What Cloud deployment looks like

In general, a cloud provider refers to a business like AWS, Azure, or GCP.

Similarly, a cloud service refers to a service within the provider (such as file storage or container orchestration.)

From the IT department's point of view:

  • The CiviForm system is comprised of a set of resources (e.g. application servers, PostgreSQL database, file storage) will be running in a virtual private cloud (VPC).

    • A virtual private cloud ensures the different components of the CiviForm systems are only accessible by the entities that should have access. E.g. the database is only accessible from the application servers, the application servers are only accessible from the load balancer, etc

  • For CiviForm, we have designed the system's resources and deployment to be controlled in a set of text files – these are Terraform configuration files. IT staff has the freedom to modify these files and change how cloud resources deploy, how much disk/ram/cpu to give each, etc.

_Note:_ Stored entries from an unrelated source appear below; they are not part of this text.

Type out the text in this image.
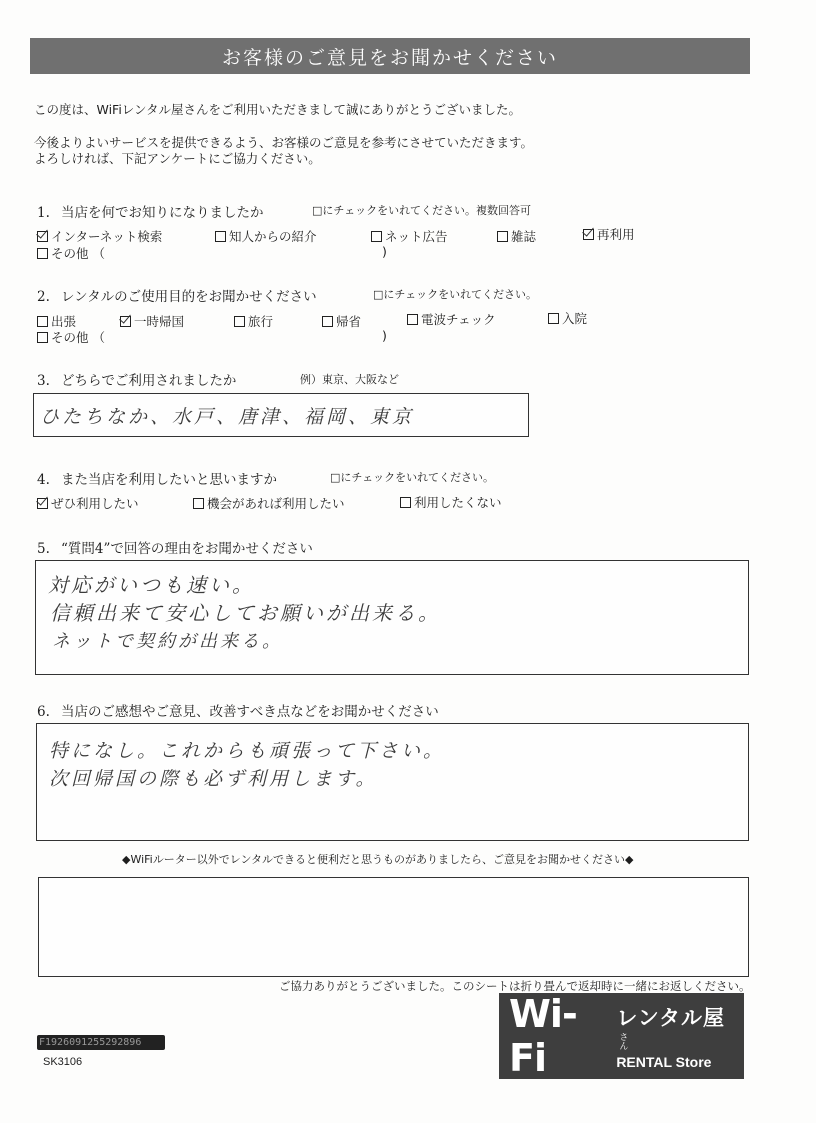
お客様のご意見をお聞かせください
この度は、WiFiレンタル屋さんをご利用いただきまして誠にありがとうございました。
今後よりよいサービスを提供できるよう、お客様のご意見を参考にさせていただきます。
よろしければ、下記アンケートにご協力ください。
1. 当店を何でお知りになりましたか	□にチェックをいれてください。複数回答可
インターネット検索	知人からの紹介	ネット広告	雑誌	再利用
その他 （	)
2. レンタルのご使用目的をお聞かせください	□にチェックをいれてください。
出張	一時帰国	旅行	帰省	電波チェック	入院
その他 （	)
3. どちらでご利用されましたか	例）東京、大阪など
ひたちなか、水戸、唐津、福岡、東京
4. また当店を利用したいと思いますか	□にチェックをいれてください。
ぜひ利用したい	機会があれば利用したい	利用したくない
5. “質問4”で回答の理由をお聞かせください
対応がいつも速い。
信頼出来て安心してお願いが出来る。
ネットで契約が出来る。
6. 当店のご感想やご意見、改善すべき点などをお聞かせください
特になし。これからも頑張って下さい。
次回帰国の際も必ず利用します。
◆WiFiルーター以外でレンタルできると便利だと思うものがありましたら、ご意見をお聞かせください◆
ご協力ありがとうございました。このシートは折り畳んで返却時に一緒にお返しください。
F1926091255292896
SK3106
Wi-Fi
レンタル屋さん
RENTAL Store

  • Terraform then deploys the resources to a commercial cloud provider – whether it be AWS, GCP, or Azure.

  • CiviForm's Java application servers run in a tool called Docker, all cloud providers understand (natively) how to run a Docker container in groups, using container orchestration services.

    • AWS has a container service called ECS; Azure has a container service called ACI. These services run the server code in a Docker container, but are using the native cloud app-services systems under the hood.

    • Under development, a local Docker instance contains a private PostgreSQL database within the same container as the app servers. In production, multiple Docker containers are deployed to the cloud, which then access a shared SQL database (e.g. RDS on AWS, or AzureSQL on Azure).

Cloud providers also have:

  • ...their own load balancing systems needed by CiviForm – they will properly route and balance incoming requests to the containers.

  • ...file storage systems (e.g. to allocate to the DB and store resident-uploaded files)

  • sending systems

Costs of deploying into the Cloud:

  • Training: IT staff will need to learn basic proficiency with the cloud provider.

    • How to manage cloud accounts

    • How to monitor the health / traffic / resource consumption of their containers

    • How to modify the quantity of resources consumed

  • Operating Expense

    • Cloud providers will charge a monthly bill for resource consumption.